All in all a great night out. Don't come here if you're looking for the cutting edge, but if it's good quality food, panoramic views of Hong Kong island and fantastic people watching you want then this is definitely the place to come.

Tuesday, September 4, 2007

Show and Tell - Kylie Kwong's Soy Sauce Eggs

As a Brit living in Hong Kong, I decided to make a recipe from Kylie Kwong's Simple Chinese Cooking as my entry for the weekend cookbook challenge over at I like to cook. This is a great book with some fantastic pictures and it helps you to achieve an authentic Chinese flavour without breaking a sweat.
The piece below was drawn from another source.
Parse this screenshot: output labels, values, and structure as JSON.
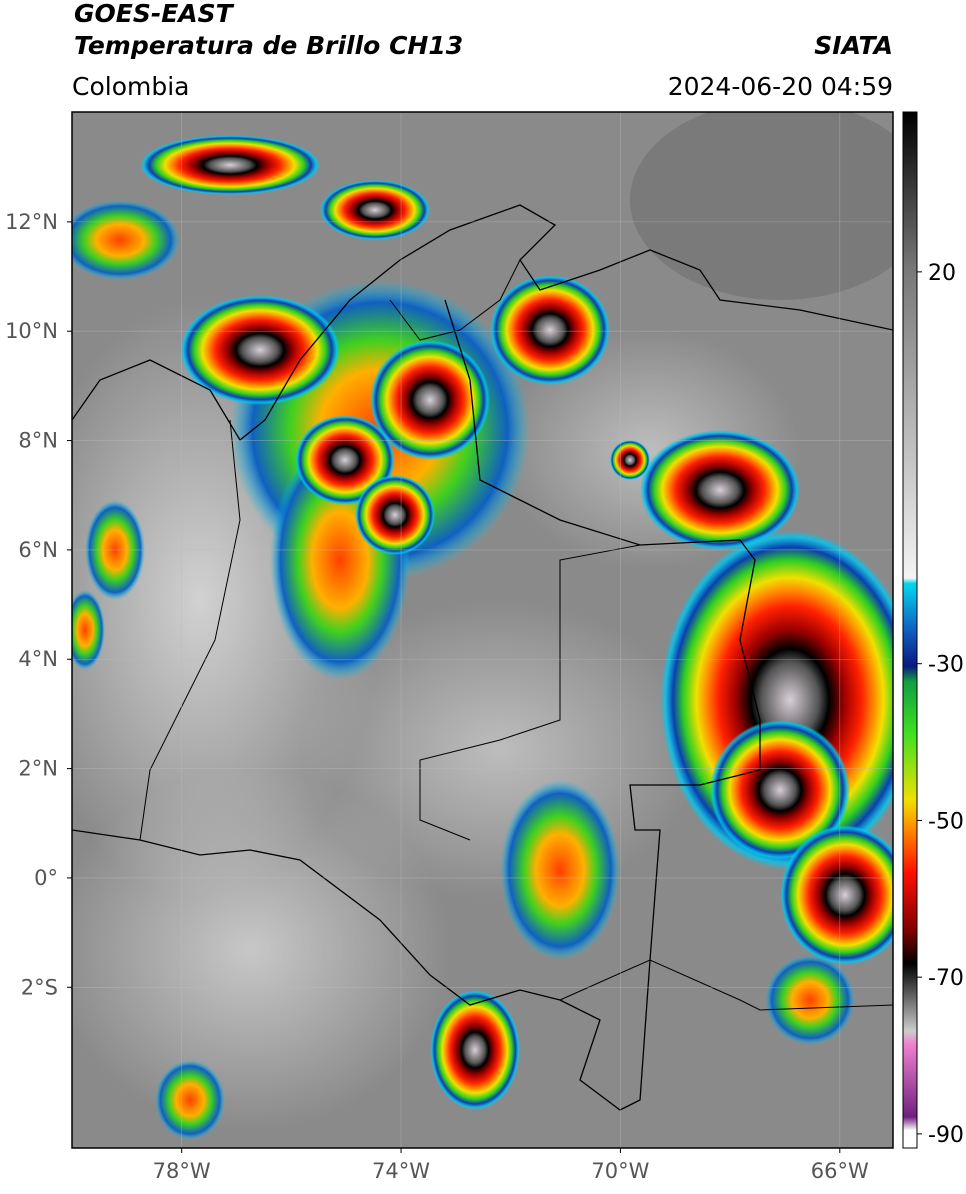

The recipe I went for was on p154 - Soy Sauce Eggs. I chose this as it's Kylie's slightly westernised (and less yucky sounding!) version of a traditional Chinese delicacy "1,000 year old eggs".


6 eggs

1 cup light soy sauce

2 tblspoons dark soy sauce

1 cup water

1/2 cup brown sugar

10 slices of ginger

Start by boiling a saucepan of water and boiling the eggs for six minutes. Refresh the eggs under some cold water and peel them. Be very careful as the eggs are only partially cooked at this point - I was a bit too keen and my six eggs were reduced to three after some over zealous peeling resulted in ovoid carnage!

Now combine the water, soy sauces, sugar and ginger in a saucepan, boil for a minute or so and then reduce to a bare simmer. Carefully add the eggs and leave simmering and covered for 1 hour. You will need to turn them every now and again otherwise you'll end up with a grubby tide mark.

After the hour is up, take the saucepan off the heat and leave the eggs to cool in the liquid, still turning occasionally. Finally, cut each egg in half and serve with some of the cooking stock spooned over the top.

Monday, September 3, 2007

M at the Fringe

We had dinner at M at the Fringe at the weekend and, unlike the first time we visited, we were rather disappointed. Food excellent, service leaving a little to be desired.

We arrived slightly early and were seated at our table. The decor in this place is gorgeous and we were tucked nicely into a corner which was great. I started with a "head to tail" terrine of ox-tongue and ox-tail and the BF tucked into the torchon of foie gras. So far so good...

No sooner had our starter plates been taken away than we were served up our mains - we both plumped for the crispy suckling pig, which M is famous for. Again, this was deliciously crispy (and I've tasted a few crispy pigs), with melt in the mouth meat, tasty vegetables and not just "a good pig sauce" but a great one. The only niggle was that it was just served a little too promptly for me. I really like to relax a bit when I'm out at a nice restaurant and I felt like we were being rushed along.

The same story when we'd finished our mains...we were immediately served up with dessert. In fact the poor waiter was rushing so much to serve us that he knocked my pavlova over as he was sprinting over to serve us. He then tried to prop it back up, which quite simply wasn't happening, and then asked me if it was ok or whether he should take it back. Now, at this point I should have said yes, please take it back, but I didn't - I swapped with the BF who was also partaking of the pavlova! But really I think it should have gone straight back to the kitchen, without the waiter asking me if I'd put up with a collapsed version. Incidentally, the pavlova was delicious and probably the main reason for visiting M at the Fringe. The meringe was the perfect texture and was served up with lashings of fresh cream, tropical fruits and a passionfruit coulis. However, a bit more care on the part of the waiter would have gone a long way.

Finally, we came to order coffees. However, we'd been so rushed throughout that we hadn't finished our wine and to add insult to injury our coffees were served up before we'd finished.

I really enjoyed this place the first time we went and now I feel like we have to go back a third time just to give them a chance to redeem themselves! It's such a shame to have had such beautiful food ruined by a few careless slip ups on the behalf of the waiters. Come on guys, chill out, this isn't McDonalds!